The co-chairs of the Subcommittee on Space and Aeronautics of the U.S. House of Representatives Science, Space & Technology Committee were cheerleaders for the use of nuclear power in space at a hearing at which they presided over last week titled “Accelerating Deep Space Travel with Space Nuclear Propulsion.”
The advocacy of Representatives Don Beyer and Eddie Bernice Johnson for nukes in space was strongly criticized in a subsequent interview by Bruce Gagnon, coordinator of the Global Network Against Weapons and Nuclear Power in Space.
Representative Don Beyer opened the October 20th hearing in Washington by declaring: “Space nuclear propulsion can produce thrust far more efficiently than conventional chemical systems, allowing for shorter tip times to Mars. Why does this matter? One reason is that shortening the trip reduces the risk of space radiation exposure to our astronauts.”
Representative Eddie Bernice Johnson of Texas stated: “For decades, the space community has identified nuclear propulsion as a required and enabling technology for our human exploration goals. Even the best chemical propulsion capabilities of today mean long travel times to and from Mars.”
Witnesses testifying before the subcommittee included those from the aerospace industry including Michael French, vice president for space systems of the Aerospace Industries Association. He said his association “is proud to represent the largest and most diverse coalition of aerospace companies in the United States, an industry that generates $909 billion in economic output and supports 2.1 million employees across the country.”
There were no witnesses invited to the hearing who are critical of the use of nuclear power in space.

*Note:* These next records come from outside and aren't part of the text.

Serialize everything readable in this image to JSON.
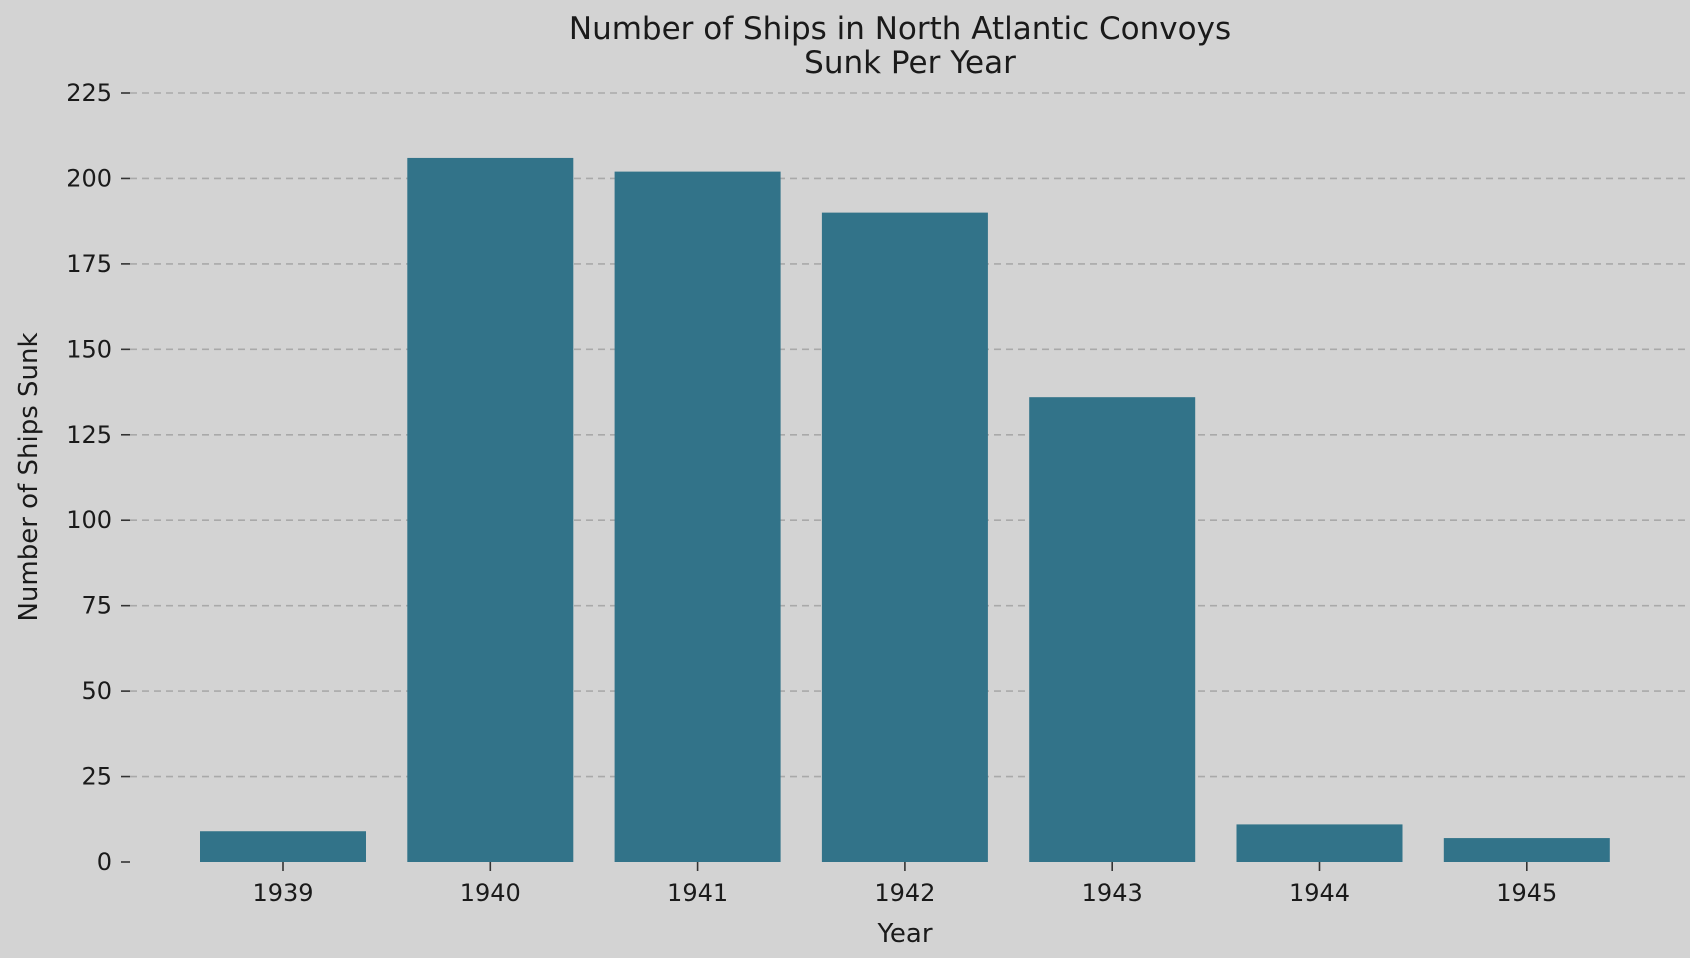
{
  "chart_data": {
    "type": "bar",
    "title": [
      "Number of Ships in North Atlantic Convoys",
      "Sunk Per Year"
    ],
    "xlabel": "Year",
    "ylabel": "Number of Ships Sunk",
    "categories": [
      "1939",
      "1940",
      "1941",
      "1942",
      "1943",
      "1944",
      "1945"
    ],
    "values": [
      9,
      206,
      202,
      190,
      136,
      11,
      7
    ],
    "ylim": [
      0,
      225
    ],
    "yticks": [
      0,
      25,
      50,
      75,
      100,
      125,
      150,
      175,
      200,
      225
    ],
    "grid": "y-dashed",
    "legend": "none",
    "bar_color": "#327389",
    "background_color": "#d3d3d3"
  }
}
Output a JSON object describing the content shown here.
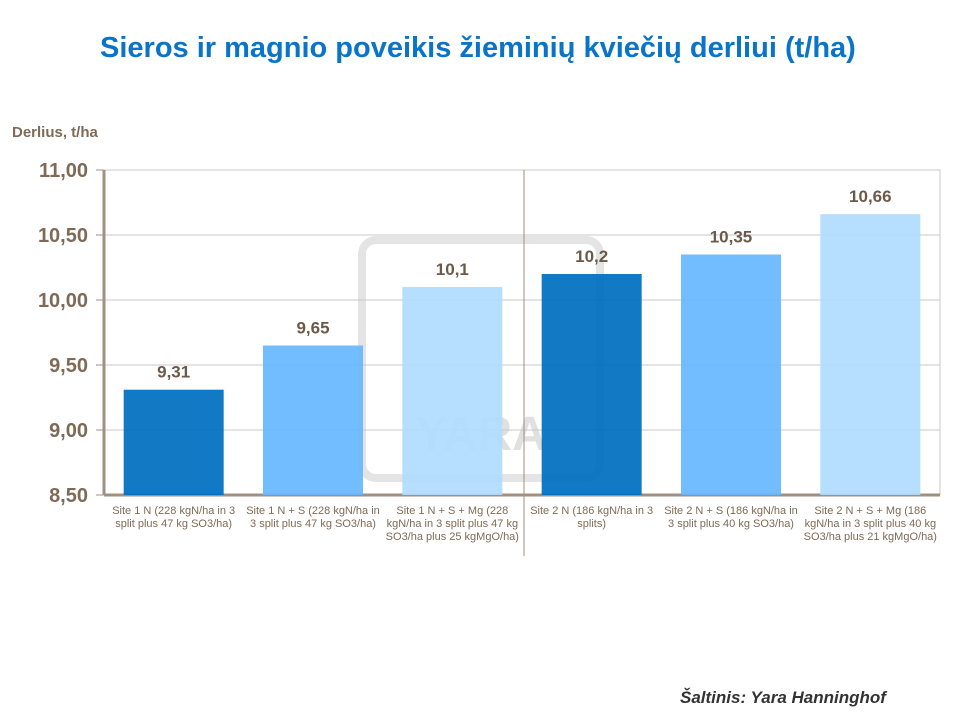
{
  "title": "Sieros ir magnio poveikis žieminių kviečių derliui (t/ha)",
  "source": "Šaltinis: Yara Hanninghof",
  "watermark": "YARA",
  "chart_data": {
    "type": "bar",
    "title": "Sieros ir magnio poveikis žieminių kviečių derliui (t/ha)",
    "ylabel": "Derlius, t/ha",
    "xlabel": "",
    "ylim": [
      8.5,
      11.0
    ],
    "yticks": [
      "8,50",
      "9,00",
      "9,50",
      "10,00",
      "10,50",
      "11,00"
    ],
    "ytick_values": [
      8.5,
      9.0,
      9.5,
      10.0,
      10.5,
      11.0
    ],
    "grid": true,
    "categories": [
      "Site 1 N (228 kgN/ha in 3 split plus 47 kg SO3/ha)",
      "Site 1 N + S (228 kgN/ha in 3 split plus 47 kg SO3/ha)",
      "Site 1 N + S + Mg (228 kgN/ha in 3 split plus 47 kg SO3/ha plus 25 kgMgO/ha)",
      "Site 2 N (186 kgN/ha in 3 splits)",
      "Site 2 N + S (186 kgN/ha in 3 split plus 40 kg SO3/ha)",
      "Site 2 N + S + Mg (186 kgN/ha in 3 split plus 40 kg SO3/ha plus 21 kgMgO/ha)"
    ],
    "values": [
      9.31,
      9.65,
      10.1,
      10.2,
      10.35,
      10.66
    ],
    "data_labels": [
      "9,31",
      "9,65",
      "10,1",
      "10,2",
      "10,35",
      "10,66"
    ],
    "colors": [
      "#0070c0",
      "#66b8ff",
      "#b0dbff",
      "#0070c0",
      "#66b8ff",
      "#b0dbff"
    ]
  }
}
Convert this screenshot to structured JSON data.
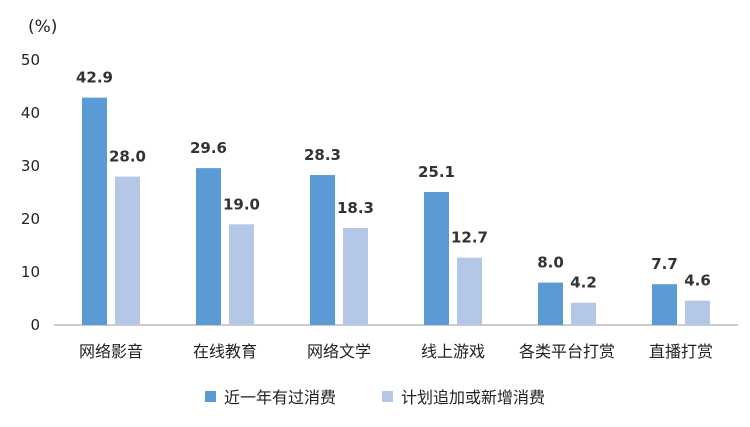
{
  "chart_data": {
    "type": "bar",
    "unit_label": "(%)",
    "categories": [
      "网络影音",
      "在线教育",
      "网络文学",
      "线上游戏",
      "各类平台打赏",
      "直播打赏"
    ],
    "series": [
      {
        "name": "近一年有过消费",
        "values": [
          42.9,
          29.6,
          28.3,
          25.1,
          8.0,
          7.7
        ],
        "color": "#5b9bd5"
      },
      {
        "name": "计划追加或新增消费",
        "values": [
          28.0,
          19.0,
          18.3,
          12.7,
          4.2,
          4.6
        ],
        "color": "#b4c7e7"
      }
    ],
    "ylim": [
      0,
      50
    ],
    "yticks": [
      0,
      10,
      20,
      30,
      40,
      50
    ],
    "grid": false,
    "legend": "bottom"
  }
}
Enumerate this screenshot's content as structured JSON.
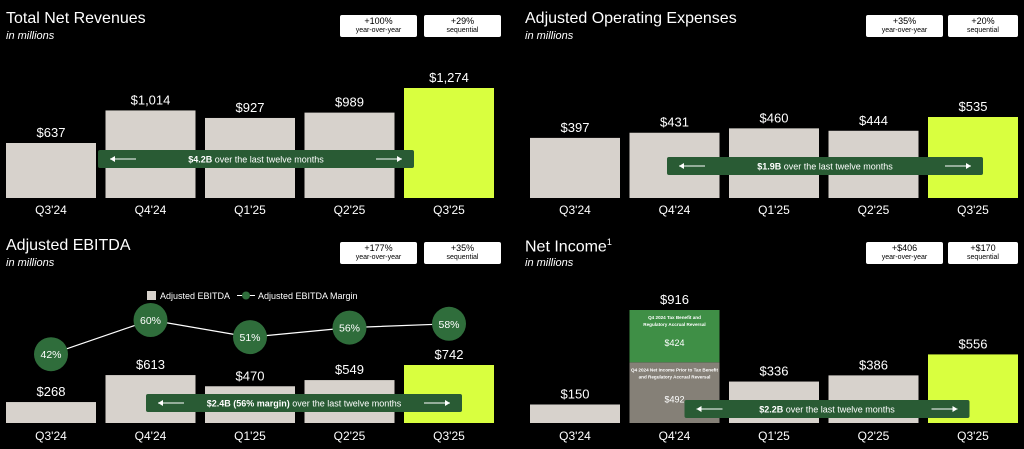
{
  "colors": {
    "bar": "#d7d2cc",
    "highlight": "#d9ff3f",
    "pill": "#295b34",
    "marker": "#2f6d3b",
    "pillStripe": "#2b5a35"
  },
  "panels": [
    {
      "title": "Total Net Revenues",
      "subtitle": "in millions",
      "badges": [
        {
          "value": "+100%",
          "label": "year-over-year"
        },
        {
          "value": "+29%",
          "label": "sequential"
        }
      ],
      "chart_data": {
        "type": "bar",
        "categories": [
          "Q3'24",
          "Q4'24",
          "Q1'25",
          "Q2'25",
          "Q3'25"
        ],
        "values": [
          637,
          1014,
          927,
          989,
          1274
        ],
        "value_labels": [
          "$637",
          "$1,014",
          "$927",
          "$989",
          "$1,274"
        ],
        "highlight_index": 4,
        "ylim": [
          0,
          1274
        ],
        "annotation": {
          "bold": "$4.2B",
          "text": " over the last twelve months"
        }
      }
    },
    {
      "title": "Adjusted Operating Expenses",
      "subtitle": "in millions",
      "badges": [
        {
          "value": "+35%",
          "label": "year-over-year"
        },
        {
          "value": "+20%",
          "label": "sequential"
        }
      ],
      "chart_data": {
        "type": "bar",
        "categories": [
          "Q3'24",
          "Q4'24",
          "Q1'25",
          "Q2'25",
          "Q3'25"
        ],
        "values": [
          397,
          431,
          460,
          444,
          535
        ],
        "value_labels": [
          "$397",
          "$431",
          "$460",
          "$444",
          "$535"
        ],
        "highlight_index": 4,
        "ylim": [
          0,
          535
        ],
        "annotation": {
          "bold": "$1.9B",
          "text": " over the last twelve months"
        }
      }
    },
    {
      "title": "Adjusted EBITDA",
      "subtitle": "in millions",
      "badges": [
        {
          "value": "+177%",
          "label": "year-over-year"
        },
        {
          "value": "+35%",
          "label": "sequential"
        }
      ],
      "chart_data": {
        "type": "bar",
        "categories": [
          "Q3'24",
          "Q4'24",
          "Q1'25",
          "Q2'25",
          "Q3'25"
        ],
        "values": [
          268,
          613,
          470,
          549,
          742
        ],
        "value_labels": [
          "$268",
          "$613",
          "$470",
          "$549",
          "$742"
        ],
        "highlight_index": 4,
        "ylim": [
          0,
          742
        ],
        "legend": [
          "Adjusted EBITDA",
          "Adjusted EBITDA Margin"
        ],
        "line_series": {
          "name": "Adjusted EBITDA Margin",
          "values": [
            42,
            60,
            51,
            56,
            58
          ],
          "labels": [
            "42%",
            "60%",
            "51%",
            "56%",
            "58%"
          ]
        },
        "annotation": {
          "bold": "$2.4B (56% margin)",
          "text": " over the last twelve months"
        }
      }
    },
    {
      "title": "Net Income",
      "title_sup": "1",
      "subtitle": "in millions",
      "badges": [
        {
          "value": "+$406",
          "label": "year-over-year"
        },
        {
          "value": "+$170",
          "label": "sequential"
        }
      ],
      "chart_data": {
        "type": "bar",
        "categories": [
          "Q3'24",
          "Q4'24",
          "Q1'25",
          "Q2'25",
          "Q3'25"
        ],
        "values": [
          150,
          916,
          336,
          386,
          556
        ],
        "value_labels": [
          "$150",
          "$916",
          "$336",
          "$386",
          "$556"
        ],
        "highlight_index": 4,
        "ylim": [
          0,
          916
        ],
        "stack": {
          "index": 1,
          "segments": [
            {
              "value": 492,
              "label": "$492",
              "caption": [
                "Q4 2024 Net Income Prior to Tax Benefit",
                "and Regulatory Accrual Reversal"
              ]
            },
            {
              "value": 424,
              "label": "$424",
              "caption": [
                "Q4 2024 Tax Benefit and",
                "Regulatory Accrual Reversal"
              ]
            }
          ]
        },
        "annotation": {
          "bold": "$2.2B",
          "text": " over the last twelve months"
        }
      }
    }
  ]
}
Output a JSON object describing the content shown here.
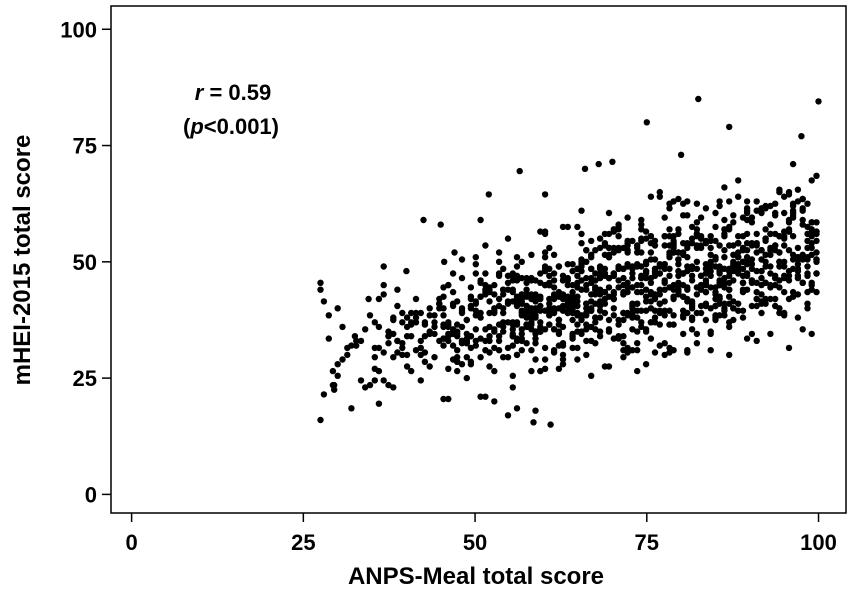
{
  "chart_data": {
    "type": "scatter",
    "title": "",
    "xlabel": "ANPS-Meal total score",
    "ylabel": "mHEI-2015 total score",
    "xlim": [
      -3,
      104
    ],
    "ylim": [
      -4,
      105
    ],
    "xticks": [
      0,
      25,
      50,
      75,
      100
    ],
    "yticks": [
      0,
      25,
      50,
      75,
      100
    ],
    "xtick_labels": [
      "0",
      "25",
      "50",
      "75",
      "100"
    ],
    "ytick_labels": [
      "0",
      "25",
      "50",
      "75",
      "100"
    ],
    "grid": false,
    "legend": "none",
    "marker_color": "#000000",
    "annotation": {
      "r_symbol": "r",
      "r_value": " = 0.59",
      "p_open": "(",
      "p_symbol": "p",
      "p_value": "<0.001)"
    },
    "sampling": {
      "note_x_column_step": 0.67,
      "outliers": [
        [
          27.5,
          16
        ],
        [
          58.5,
          15.5
        ],
        [
          61,
          15
        ],
        [
          82.5,
          85
        ],
        [
          100,
          84.5
        ],
        [
          87,
          79
        ],
        [
          75,
          80
        ],
        [
          97.5,
          77
        ],
        [
          80,
          73
        ],
        [
          66,
          70
        ],
        [
          68,
          71
        ],
        [
          70,
          71.5
        ],
        [
          52,
          64.5
        ],
        [
          56.5,
          69.5
        ],
        [
          42.5,
          59
        ],
        [
          45,
          58
        ],
        [
          47,
          52
        ],
        [
          45.5,
          50
        ],
        [
          40,
          48
        ],
        [
          27.5,
          45.5
        ],
        [
          27.5,
          44
        ],
        [
          30,
          40
        ],
        [
          32.5,
          34
        ],
        [
          34.5,
          42
        ],
        [
          29.5,
          23.5
        ],
        [
          29.5,
          22.5
        ]
      ]
    }
  }
}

Gagnon has been coordinator of the Global Network Against Weapons and Nuclear Power in Space since its formation in 1992. Based in Maine, it is the leading international organization opposing the use of nuclear power in space through protests, an annual “Space for Peace Week” and lawsuits through the years.
Said Gagnon: “The recent testimonies by aerospace industry operatives before the House Subcommittee on Space and Aeronautics were quite telling. But even more so were the opening statements by committee co-chairs, both Democrats, who hail from the heavily space-oriented states of Virginia and Texas. Both committee chairs Don Beyer (VA) and Bernice Johnson (TX) enthusiastically endorsed the proposal to continue spending hundreds of millions of dollars annually toward preparation of nuclear reactor flight tests in space.”
“The logic behind this dangerous ‘field test’ is to prepare to send nuclear-powered rockets to Mars,” said Gagnon. “Ostensibly these plans are to protect the ‘safety of our astronauts’ by reducing their exposure to in-space radiation with ‘shorter trips’ to the red planet because nuclear rockets would cut in half the travel time. This is very telling as concern over the safety of a couple of astronauts ‘trumps’ the safety of the Department of Energy workers who will be fabricating these space nuclear devices.”
“We know that over the years the U.S. Department of Energy has a terrible track record of worker and community contamination during these space nukes fabrication processes. One example is the 244 cases of worker contamination at Los Alamos National Laboratory in New Mexico while building the plutonium generators for the 1997 Cassini space probe,” said Gagnon.
“In addition, this concern over astronaut safety also ‘trumps’ the safety of all life on Earth as plans call for the testing of these nuclear rocket engines just over our heads in space,” he said.
“During the testimony of several aerospace industry executives at the hearing they admitted that current regulations that oversee ground testing of these reactors are ‘too restrictive’ because they require the capture and processing of ‘radiologic sources’ in order to ‘reduce contamination.’ Thus, with no regulation of testing in space the powerful alliance of aerospace and nuclear industry is asking Congress to give them a free pass,” Gagnon said.